CALABRIA, LE “VACCHE SACRE” PAGANO L’ARROGANZA DELLA ‘NDRANGHETA

CALABRIA, LE “VACCHE SACRE” PAGANO L’ARROGANZA DELLA ‘NDRANGHETA

741
CONDIVIDI
mucca.jpg

Tre bovini sprovvisti di marchio auricolare sono stati abbattuti nel Reggino, nell’ambito dei servizi della “task force” interforze istituita contro il fenomeno delle “vacche sacre, animali riconducibili a personaggi della ‘ndrangheta che pascolano in liberta’, provocando danni e incidenti stradali.
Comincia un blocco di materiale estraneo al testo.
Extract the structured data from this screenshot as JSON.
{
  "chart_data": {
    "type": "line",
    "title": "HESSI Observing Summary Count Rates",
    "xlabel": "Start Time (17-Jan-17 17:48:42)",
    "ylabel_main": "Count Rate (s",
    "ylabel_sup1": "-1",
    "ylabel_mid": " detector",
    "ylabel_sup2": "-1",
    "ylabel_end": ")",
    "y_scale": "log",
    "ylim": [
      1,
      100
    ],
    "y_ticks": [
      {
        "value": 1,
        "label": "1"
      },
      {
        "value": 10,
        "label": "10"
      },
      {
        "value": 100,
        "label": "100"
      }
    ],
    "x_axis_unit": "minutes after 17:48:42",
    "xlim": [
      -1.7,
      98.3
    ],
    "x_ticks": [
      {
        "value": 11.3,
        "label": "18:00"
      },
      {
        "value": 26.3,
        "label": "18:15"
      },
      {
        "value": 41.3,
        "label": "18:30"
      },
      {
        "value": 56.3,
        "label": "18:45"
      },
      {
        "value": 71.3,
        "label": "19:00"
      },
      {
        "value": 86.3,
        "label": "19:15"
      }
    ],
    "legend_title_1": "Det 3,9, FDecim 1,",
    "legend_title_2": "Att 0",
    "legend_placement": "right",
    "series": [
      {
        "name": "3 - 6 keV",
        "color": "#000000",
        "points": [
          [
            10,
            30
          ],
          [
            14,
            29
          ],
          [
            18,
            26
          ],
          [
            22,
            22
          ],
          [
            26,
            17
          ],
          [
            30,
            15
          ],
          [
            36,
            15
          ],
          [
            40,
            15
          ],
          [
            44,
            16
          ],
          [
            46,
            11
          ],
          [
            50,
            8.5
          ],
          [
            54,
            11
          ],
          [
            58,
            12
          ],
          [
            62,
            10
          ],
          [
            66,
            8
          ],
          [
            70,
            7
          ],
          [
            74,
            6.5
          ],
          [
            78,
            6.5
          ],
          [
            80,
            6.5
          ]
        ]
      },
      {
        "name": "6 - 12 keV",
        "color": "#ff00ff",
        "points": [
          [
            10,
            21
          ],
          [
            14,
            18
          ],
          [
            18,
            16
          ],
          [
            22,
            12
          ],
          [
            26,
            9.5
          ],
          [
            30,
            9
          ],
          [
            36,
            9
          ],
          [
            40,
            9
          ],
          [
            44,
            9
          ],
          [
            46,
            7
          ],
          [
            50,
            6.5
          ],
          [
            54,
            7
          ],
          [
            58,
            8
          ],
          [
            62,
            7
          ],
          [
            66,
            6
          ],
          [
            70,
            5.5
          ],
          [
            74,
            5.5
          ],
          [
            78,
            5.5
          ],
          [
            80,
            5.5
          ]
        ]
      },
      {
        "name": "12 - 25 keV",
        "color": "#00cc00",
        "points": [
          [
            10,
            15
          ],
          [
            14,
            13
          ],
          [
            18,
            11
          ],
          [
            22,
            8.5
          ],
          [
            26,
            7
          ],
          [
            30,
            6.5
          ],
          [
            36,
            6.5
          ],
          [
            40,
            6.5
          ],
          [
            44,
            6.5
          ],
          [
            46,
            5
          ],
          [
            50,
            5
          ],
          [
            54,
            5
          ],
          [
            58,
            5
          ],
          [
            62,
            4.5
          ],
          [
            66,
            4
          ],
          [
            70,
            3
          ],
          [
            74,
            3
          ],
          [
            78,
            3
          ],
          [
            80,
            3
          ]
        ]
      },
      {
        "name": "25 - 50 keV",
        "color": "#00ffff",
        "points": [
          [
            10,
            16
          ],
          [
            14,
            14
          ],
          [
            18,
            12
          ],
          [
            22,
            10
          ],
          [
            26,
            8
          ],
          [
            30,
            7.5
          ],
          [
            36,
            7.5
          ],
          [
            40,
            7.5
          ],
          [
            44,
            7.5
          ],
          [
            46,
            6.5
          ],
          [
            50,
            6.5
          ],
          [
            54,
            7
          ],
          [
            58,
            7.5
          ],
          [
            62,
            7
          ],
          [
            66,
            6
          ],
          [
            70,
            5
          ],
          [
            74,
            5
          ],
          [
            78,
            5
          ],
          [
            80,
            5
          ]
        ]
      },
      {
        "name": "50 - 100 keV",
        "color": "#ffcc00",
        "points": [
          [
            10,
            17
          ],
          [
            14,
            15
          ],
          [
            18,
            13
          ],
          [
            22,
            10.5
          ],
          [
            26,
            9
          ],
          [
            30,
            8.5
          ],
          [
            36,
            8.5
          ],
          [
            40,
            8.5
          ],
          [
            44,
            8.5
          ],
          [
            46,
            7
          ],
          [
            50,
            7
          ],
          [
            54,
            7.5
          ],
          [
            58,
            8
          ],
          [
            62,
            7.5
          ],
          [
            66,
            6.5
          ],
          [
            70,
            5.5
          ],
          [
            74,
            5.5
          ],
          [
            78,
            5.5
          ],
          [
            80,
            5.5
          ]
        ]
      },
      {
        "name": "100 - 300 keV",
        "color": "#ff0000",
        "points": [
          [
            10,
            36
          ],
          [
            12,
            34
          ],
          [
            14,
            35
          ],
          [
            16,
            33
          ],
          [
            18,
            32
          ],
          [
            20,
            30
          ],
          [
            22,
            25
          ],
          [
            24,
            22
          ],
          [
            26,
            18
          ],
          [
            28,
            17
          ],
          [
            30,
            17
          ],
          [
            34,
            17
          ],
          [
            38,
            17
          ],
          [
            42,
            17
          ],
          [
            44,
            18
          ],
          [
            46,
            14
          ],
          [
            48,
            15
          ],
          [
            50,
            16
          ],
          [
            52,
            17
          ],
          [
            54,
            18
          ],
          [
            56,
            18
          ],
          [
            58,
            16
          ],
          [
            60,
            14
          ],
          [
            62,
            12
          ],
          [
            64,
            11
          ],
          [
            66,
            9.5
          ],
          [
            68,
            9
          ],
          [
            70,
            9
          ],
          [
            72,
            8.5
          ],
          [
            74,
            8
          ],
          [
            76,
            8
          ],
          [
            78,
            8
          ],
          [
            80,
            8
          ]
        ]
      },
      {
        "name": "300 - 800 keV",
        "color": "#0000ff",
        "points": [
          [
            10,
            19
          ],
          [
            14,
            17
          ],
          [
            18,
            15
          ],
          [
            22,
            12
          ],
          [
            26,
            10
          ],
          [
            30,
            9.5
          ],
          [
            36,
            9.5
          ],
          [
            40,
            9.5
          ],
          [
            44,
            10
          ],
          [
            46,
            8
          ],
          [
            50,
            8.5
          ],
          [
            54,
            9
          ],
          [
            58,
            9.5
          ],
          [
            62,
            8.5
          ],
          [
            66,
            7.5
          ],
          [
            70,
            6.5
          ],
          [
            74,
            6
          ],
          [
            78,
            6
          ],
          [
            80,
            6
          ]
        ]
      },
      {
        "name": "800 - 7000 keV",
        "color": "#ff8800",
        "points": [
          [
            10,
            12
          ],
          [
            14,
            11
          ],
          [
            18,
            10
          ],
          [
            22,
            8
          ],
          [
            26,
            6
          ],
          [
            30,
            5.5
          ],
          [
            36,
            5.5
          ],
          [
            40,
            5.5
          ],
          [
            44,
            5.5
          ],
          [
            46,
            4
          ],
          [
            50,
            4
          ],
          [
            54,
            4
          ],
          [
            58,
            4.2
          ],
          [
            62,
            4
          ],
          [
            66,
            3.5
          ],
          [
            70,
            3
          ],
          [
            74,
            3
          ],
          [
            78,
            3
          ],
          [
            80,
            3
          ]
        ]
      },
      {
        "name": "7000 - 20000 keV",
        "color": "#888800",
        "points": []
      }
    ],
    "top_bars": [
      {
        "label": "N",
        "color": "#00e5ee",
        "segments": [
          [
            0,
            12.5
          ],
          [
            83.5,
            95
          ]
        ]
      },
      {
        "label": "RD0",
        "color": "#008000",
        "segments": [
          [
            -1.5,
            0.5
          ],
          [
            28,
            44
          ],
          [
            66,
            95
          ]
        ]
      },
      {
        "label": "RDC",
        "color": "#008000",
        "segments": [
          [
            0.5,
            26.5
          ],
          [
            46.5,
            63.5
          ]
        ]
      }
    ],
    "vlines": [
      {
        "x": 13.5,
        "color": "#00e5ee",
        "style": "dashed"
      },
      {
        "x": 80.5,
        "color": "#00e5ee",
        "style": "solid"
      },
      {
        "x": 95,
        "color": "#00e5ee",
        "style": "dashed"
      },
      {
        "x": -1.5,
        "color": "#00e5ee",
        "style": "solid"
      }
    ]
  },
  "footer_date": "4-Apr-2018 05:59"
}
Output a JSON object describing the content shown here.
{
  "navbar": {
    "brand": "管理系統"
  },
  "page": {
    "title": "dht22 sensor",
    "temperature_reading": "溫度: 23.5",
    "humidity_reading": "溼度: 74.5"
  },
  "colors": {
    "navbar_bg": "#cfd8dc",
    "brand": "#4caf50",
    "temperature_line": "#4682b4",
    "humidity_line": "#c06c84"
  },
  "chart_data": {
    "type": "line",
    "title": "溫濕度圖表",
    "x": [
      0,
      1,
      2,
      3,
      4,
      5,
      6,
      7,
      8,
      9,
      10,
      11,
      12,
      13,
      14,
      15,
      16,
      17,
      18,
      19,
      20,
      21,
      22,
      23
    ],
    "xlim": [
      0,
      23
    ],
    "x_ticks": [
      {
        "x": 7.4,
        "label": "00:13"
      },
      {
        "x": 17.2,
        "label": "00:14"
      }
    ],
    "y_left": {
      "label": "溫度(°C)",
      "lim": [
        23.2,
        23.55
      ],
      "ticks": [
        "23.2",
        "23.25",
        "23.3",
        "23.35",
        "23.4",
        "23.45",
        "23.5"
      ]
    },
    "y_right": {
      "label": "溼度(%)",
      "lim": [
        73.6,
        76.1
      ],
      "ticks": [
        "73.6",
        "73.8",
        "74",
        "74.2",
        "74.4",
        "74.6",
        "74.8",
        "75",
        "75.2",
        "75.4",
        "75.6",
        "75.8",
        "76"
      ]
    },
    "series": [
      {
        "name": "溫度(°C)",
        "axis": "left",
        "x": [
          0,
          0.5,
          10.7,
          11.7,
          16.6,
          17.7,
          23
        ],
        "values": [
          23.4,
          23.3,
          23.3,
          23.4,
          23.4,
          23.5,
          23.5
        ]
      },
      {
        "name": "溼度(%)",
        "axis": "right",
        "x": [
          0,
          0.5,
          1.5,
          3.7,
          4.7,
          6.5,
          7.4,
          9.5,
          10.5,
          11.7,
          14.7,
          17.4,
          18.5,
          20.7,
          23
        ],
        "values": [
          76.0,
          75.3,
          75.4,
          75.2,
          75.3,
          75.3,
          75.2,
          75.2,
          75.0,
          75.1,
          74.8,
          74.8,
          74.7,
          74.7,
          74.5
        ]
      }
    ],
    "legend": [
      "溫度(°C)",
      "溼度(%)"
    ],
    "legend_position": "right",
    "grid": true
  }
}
Con cadenza settimanale, rende noto la questura, proseguono i servizi di contrasto al fenomeno delle “in base alle determinazioni assunte in sede di Comitato per l’Ordine e la Sicurezza Pubblica, presieduto dal Prefetto Michele di Bari, e cosi’ come pianificato in sede ordinanza del Questore della Provincia di Reggio Calabria, Maurizio Vallone. La “Task Force” – continua il comunicato – composta da personale interforze, ha proceduto a controllare alcune aree interessate dal fenomeno dei bovini vaganti ed in particolare nel territorio del comune di Molochio. Dopo un briefing iniziale, la “Task Force” composta da operatori della Polizia di Stato, dell’Arma dei Carabinieri, della Guardia di Finanza, della Polizia Metropolitana ha proceduto a localizzare i luoghi dove sono presenti gli animali. Durante il servizio – si legge ancora – sono stati individuati ed abbattuti per motivi sanitari 3 bovini non muniti di marchio distintivo auricolare. Dal 1 gennaio 2018 e fino alla data odierna, nel territorio dei Comuni di Cittanova, Molochio, Taurianova e Terranova Sappo Minulio sono stati eseguiti 79 servizi interforze e sono stati abbattuti, previa ordinanza sindacale, per motivi sanitari 287 bovini. Le operazioni si ripeteranno anche la prossima settimana – e’ scritto – con l’obiettivo di contrastare il fenomeno dei bovini vaganti quale manifestazione di arroganza ‘ndranghetistica che attraverso le vacche sacre intende esercitare forme di controllo del territorio”.